What is business logic?

Business logic refers to the rules, processes, and workflows that define how a business operates and makes decisions—the specific way your company handles tasks, applies constraints, and manages relationships between different parts of a system. This can include both automated processes (code that handles business operations) and rules embedded in products (like pricing dependencies, access restrictions, or workflow constraints). Business logic often reflects domain-specific edge cases and unusual situations that aren't obvious from technical requirements alone.

How does business logic appear in products and APIs?

Business logic manifests as the rules that govern how features behave and interact. For example, a learning platform might have business logic that says "price cannot be greater than zero for non-paid courses" and "students can't be unenrolled from free courses." These rules seem straightforward individually, but they can create complex interactions—like what happens when you try to change a paid course to enrollment-closed while preserving its price.

In APIs, business logic determines what operations are allowed, what data dependencies exist, and which features are available at different pricing tiers.
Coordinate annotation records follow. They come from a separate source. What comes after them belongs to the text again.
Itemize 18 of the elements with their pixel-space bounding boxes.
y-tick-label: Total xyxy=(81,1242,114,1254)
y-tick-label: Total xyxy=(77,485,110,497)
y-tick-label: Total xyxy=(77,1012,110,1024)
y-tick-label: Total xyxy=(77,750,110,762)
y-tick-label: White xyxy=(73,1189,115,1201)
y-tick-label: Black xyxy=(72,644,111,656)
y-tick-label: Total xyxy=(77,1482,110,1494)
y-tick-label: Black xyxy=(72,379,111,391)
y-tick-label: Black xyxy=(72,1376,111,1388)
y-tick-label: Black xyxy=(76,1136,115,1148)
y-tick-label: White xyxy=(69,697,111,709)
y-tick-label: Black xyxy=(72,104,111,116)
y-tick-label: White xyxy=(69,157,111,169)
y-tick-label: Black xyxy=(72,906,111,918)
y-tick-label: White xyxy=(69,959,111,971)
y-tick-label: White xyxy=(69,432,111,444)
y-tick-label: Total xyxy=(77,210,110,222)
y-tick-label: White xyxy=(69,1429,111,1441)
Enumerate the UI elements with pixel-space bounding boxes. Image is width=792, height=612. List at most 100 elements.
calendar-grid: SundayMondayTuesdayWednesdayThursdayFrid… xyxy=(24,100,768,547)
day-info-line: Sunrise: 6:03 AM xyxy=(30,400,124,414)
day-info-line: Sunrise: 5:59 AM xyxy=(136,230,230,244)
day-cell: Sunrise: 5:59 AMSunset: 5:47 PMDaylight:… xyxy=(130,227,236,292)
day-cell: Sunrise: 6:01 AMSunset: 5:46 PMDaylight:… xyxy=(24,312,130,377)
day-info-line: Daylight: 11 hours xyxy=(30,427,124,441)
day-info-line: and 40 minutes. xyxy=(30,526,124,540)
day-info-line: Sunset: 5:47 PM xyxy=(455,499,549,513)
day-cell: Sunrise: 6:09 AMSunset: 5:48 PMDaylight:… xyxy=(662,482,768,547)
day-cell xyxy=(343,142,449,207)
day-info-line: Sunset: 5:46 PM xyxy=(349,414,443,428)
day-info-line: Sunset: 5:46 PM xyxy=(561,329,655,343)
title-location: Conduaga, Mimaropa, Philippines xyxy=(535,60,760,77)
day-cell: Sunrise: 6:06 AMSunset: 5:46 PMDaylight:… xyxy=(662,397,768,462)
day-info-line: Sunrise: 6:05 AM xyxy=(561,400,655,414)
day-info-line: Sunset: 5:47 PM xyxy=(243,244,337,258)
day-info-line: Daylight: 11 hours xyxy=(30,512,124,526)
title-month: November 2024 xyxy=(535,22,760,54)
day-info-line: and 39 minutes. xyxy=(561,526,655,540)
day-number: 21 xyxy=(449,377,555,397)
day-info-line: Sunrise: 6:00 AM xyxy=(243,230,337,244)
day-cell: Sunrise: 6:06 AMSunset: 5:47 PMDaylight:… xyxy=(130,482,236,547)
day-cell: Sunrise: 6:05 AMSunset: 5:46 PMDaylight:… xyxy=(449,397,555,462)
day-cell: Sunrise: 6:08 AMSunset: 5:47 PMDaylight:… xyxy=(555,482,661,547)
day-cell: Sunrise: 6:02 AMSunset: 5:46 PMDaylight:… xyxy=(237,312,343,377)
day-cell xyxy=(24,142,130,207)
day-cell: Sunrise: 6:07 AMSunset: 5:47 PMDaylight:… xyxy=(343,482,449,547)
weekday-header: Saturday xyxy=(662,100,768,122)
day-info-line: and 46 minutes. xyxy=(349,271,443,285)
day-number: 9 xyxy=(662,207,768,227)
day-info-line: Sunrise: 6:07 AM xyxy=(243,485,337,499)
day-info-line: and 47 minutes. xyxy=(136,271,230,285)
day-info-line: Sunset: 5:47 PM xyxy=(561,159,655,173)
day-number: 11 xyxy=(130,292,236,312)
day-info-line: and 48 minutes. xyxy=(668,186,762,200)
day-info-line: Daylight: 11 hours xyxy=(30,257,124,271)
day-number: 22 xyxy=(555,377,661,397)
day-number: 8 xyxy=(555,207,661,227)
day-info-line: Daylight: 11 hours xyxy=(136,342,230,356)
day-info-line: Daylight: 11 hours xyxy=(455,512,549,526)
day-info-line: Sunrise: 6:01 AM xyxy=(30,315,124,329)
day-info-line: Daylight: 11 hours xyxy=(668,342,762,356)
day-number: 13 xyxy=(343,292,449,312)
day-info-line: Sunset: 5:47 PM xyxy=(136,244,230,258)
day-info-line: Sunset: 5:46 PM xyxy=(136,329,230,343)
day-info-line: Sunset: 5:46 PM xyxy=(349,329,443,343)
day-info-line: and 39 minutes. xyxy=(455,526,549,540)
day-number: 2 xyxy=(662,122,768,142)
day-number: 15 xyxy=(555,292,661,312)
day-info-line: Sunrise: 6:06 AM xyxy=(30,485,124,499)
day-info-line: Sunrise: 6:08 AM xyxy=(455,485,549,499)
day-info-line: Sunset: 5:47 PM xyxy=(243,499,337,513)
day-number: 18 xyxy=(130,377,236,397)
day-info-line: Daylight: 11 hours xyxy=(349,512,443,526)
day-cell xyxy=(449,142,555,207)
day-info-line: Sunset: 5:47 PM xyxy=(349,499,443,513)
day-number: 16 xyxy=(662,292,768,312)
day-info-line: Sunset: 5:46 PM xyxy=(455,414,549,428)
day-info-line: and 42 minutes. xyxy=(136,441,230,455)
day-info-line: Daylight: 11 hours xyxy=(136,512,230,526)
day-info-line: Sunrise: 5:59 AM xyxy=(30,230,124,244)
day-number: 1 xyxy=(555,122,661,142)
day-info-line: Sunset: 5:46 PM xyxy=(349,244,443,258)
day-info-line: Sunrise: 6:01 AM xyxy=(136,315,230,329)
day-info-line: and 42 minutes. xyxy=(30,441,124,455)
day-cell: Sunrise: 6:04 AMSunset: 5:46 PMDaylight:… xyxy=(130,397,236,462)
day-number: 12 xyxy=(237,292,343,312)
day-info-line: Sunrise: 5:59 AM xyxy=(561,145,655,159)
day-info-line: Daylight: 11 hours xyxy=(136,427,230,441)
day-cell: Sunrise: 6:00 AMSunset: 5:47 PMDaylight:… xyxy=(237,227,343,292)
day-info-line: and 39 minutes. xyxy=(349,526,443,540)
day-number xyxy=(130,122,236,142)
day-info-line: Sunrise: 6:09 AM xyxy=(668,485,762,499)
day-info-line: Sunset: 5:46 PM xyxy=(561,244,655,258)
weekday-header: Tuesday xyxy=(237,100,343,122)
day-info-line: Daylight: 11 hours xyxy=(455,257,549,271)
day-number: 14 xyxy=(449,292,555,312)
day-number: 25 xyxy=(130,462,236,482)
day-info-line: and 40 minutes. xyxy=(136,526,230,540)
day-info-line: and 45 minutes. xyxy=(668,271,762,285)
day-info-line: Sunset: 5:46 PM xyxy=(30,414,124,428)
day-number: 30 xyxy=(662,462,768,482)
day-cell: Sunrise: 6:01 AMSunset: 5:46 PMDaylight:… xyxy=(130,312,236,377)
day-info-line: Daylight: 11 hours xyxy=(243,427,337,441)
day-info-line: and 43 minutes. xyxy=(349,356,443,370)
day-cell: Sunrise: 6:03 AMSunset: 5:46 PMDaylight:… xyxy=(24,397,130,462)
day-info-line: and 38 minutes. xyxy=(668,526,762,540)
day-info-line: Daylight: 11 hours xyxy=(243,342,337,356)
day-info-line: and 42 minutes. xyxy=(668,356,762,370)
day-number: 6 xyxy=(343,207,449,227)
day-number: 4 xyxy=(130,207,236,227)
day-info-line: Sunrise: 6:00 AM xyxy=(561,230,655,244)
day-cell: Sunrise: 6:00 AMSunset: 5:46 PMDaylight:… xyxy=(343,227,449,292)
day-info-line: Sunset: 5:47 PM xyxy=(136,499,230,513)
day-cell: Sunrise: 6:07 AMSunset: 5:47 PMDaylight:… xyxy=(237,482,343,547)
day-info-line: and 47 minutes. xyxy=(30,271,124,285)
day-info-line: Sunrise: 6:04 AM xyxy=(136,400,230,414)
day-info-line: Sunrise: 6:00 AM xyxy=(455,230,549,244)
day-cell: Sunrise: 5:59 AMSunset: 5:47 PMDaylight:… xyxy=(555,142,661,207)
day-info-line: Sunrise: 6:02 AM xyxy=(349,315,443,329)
A Slack API might restrict user invitation endpoints to Business+ plans—that's a business logic decision about how the product and business model work together.

Why is business logic challenging when building with AI?

AI tools like Claude Code excel at understanding technical requirements and generating code for standard error handling. But they struggle with business logic edge cases—the unusual situations that arise from how your specific business operates. These edge cases require deep domain knowledge to identify and test properly.

For instance, an AI might correctly handle a "user not found" error code, but it won't anticipate that your API returns incorrectly formatted data in certain business scenarios unless you explicitly tell it. This means when working with AI on business systems, humans need to identify and communicate business logic edge cases while letting AI handle the more predictable technical implementation.